July 22, 2018 / 12:47 PM / 2 months ago

Wall Street: L'impact du dossier commercial se ressent déjà

SAN FRANCISCO (Reuters) - Les grands groupes industriels commencent à ressentir les effets des droits de douane, un paramètre que Wall Street devra prendre en compte dans l’avalanche de résultats de sociétés de la semaine prochaine.

Les grands groupes industriels commencent à ressentir les effets des droits de douane, un paramètre que Wall Street devra prendre en compte dans l'avalanche de résultats de sociétés de la semaine prochaine. /Photo d'archives/REUTERS/Carlo Allegri

Les industriels redoutent les retombées des droits de douane même si la croissance américaine s’est poursuivie à un rythme de “modéré à modeste”, est-il ainsi écrit dans le Livre beige de la Réserve fédérale publié mercredi dernier.

Deutsche Bank estimait en juin qu’une aggravation du contentieux commercial entre les Etats-Unis et la Chine et d’autres grandes puissances commerciales, allant par exemple jusqu’à des droits sur 200 milliards de dollars d’importations, pourrait retrancher 1% à 1,5% à la croissance des bénéfices.

“Si le discours politique du moment s’échauffait et se traduisait dans les faits par des politiques protectionnistes, ce serait négatif pour toutes les entreprises aux Etats-Unis et ailleurs”, a dit mardi dernier Hamid Moghadam, directeur général de la société de logistique Prologis.

Washington avait fait savoir en mars que des droits de douane seraient imposés sur l’acier et l’aluminium importés.

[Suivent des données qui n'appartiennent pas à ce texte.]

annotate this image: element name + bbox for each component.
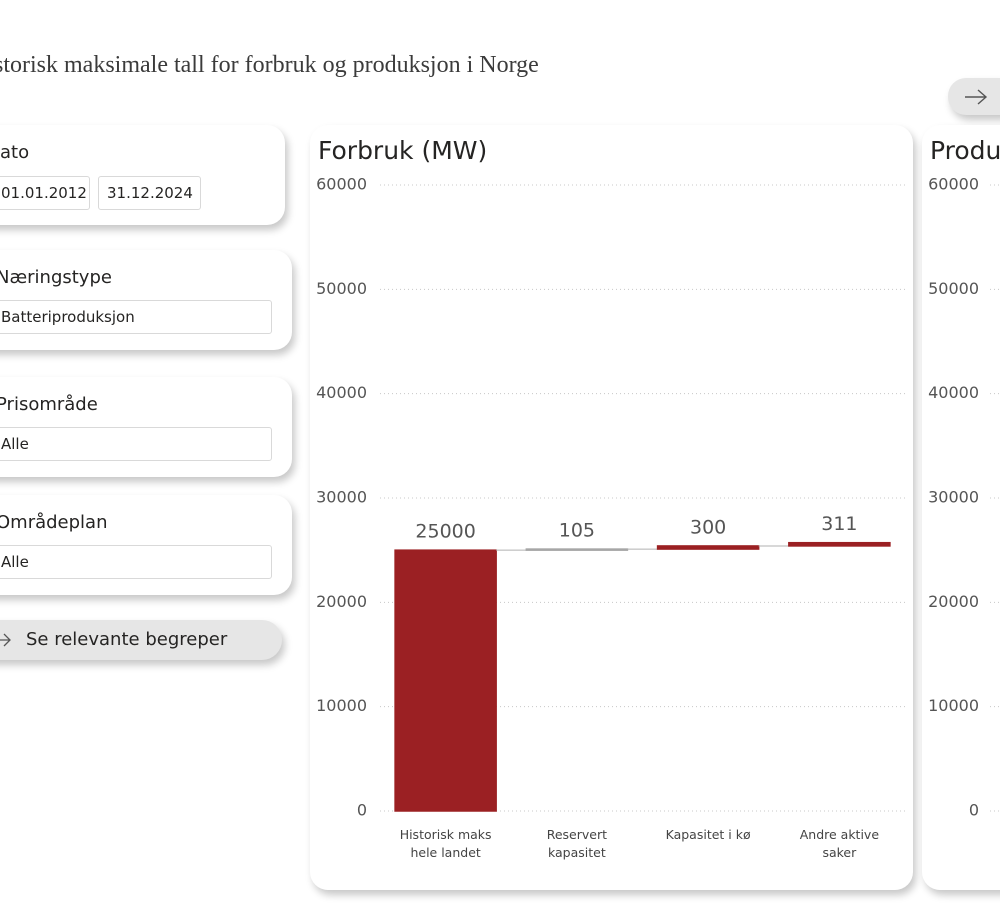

Le 1er juillet, les Etats-Unis et la Chine se sont mutuellement infligés des droits de douane sur 34 milliards de dollars d’importations respectives. Donald Trump menace d’appliquer de nouveaux droits, peut-être sur plus de 500 milliards de dollars d’importations de Chine, soit la totalité des importations chinoises des Etats-Unis en 2017.

Les valeurs industrielles de l’indice S&P-500 ont perdu près de 3% depuis le 1er mars. L’indice S&P 1500 de l’acier a lui fléchi de 1% depuis cette même date.

Bon nombre des quelque 180 sociétés de l’indice S&P-500 qui publieront leurs résultats la semaine prochaine ne sont pas exposées directement à la Chine mais elles n’en ont pas moins des raisons de se faire du souci.

“Certaines entreprises ne seront peut-être pas touchées de manière significative par les droits si on prend en compte leurs coûts mais c’est autre chose si on songe à l’incertitude”, observe Krut Brunner, gérant de portefeuilles de Swarthmore Group. “Des clients pourraient se retenir de dépenser parce qu’ils ne savent pas ce qui va se passer”.

Les comptes publiés par Honeywell International, General Electric, Alcoa et Stanley Black & Decker ont montré une hausse des charges en raison des droits de douane déjà mis en place.

Corning, Ford Motor, 3M et Boeing, qui a perdu près de 2% depuis le début mars, publieront tous leurs états financiers du deuxième trimestre la semaine prochaine.

Harley-Davidson, qui avait dit en juin qu’il délocaliserait une partie de sa production à l’étranger en raison des droits de douane imposés par l’Union européenne en représailles, annoncera ses résultats mardi.

Qualcomm, qui publiera le 25 juillet, dépend de la Chine pour les deux tiers de son chiffre d’affaires et il attend désespérément le feu vert de Pékin à son OPA de 44 milliards de dollars sur NXP Semiconductors, une procédure qui traîne en longueur en raison, croit-on généralement, du conflit commercial.

Cela étant, une économie dynamique et une forte réduction de l’impôt sur les sociétés (IS) aux Etats-Unis ont permis à l’indice S&P-500 d’enregistrer un gain de 5% depuis le début de l’année, en dépit des bisbilles commerciales.

Les analystes pensent donc que les bénéfices des entreprises du S&P-500 auront augmenté de 22% au deuxième trimestre et augmenteront de 23,1% au troisième trimestre, suivant Thomson Reuters I/B/E/S. La prévision pour le troisième trimestre variera sans doute dans la mesure où les entreprises livreront leurs objectifs dans les semaines qui viennent.

“Le marché regarde au-delà des négociations commerciales de Trump et de son style de gouvernement en raison de ces points forts. Toutefois, nous sommes plus réservés pour ce qui est de l’inconnue commerciale et nous pensons que le risque lié aux informations, qu’il soit haussier ou baissier, restera élevé”, observe Ben Phillips, responsable d’investissements d’EventShare.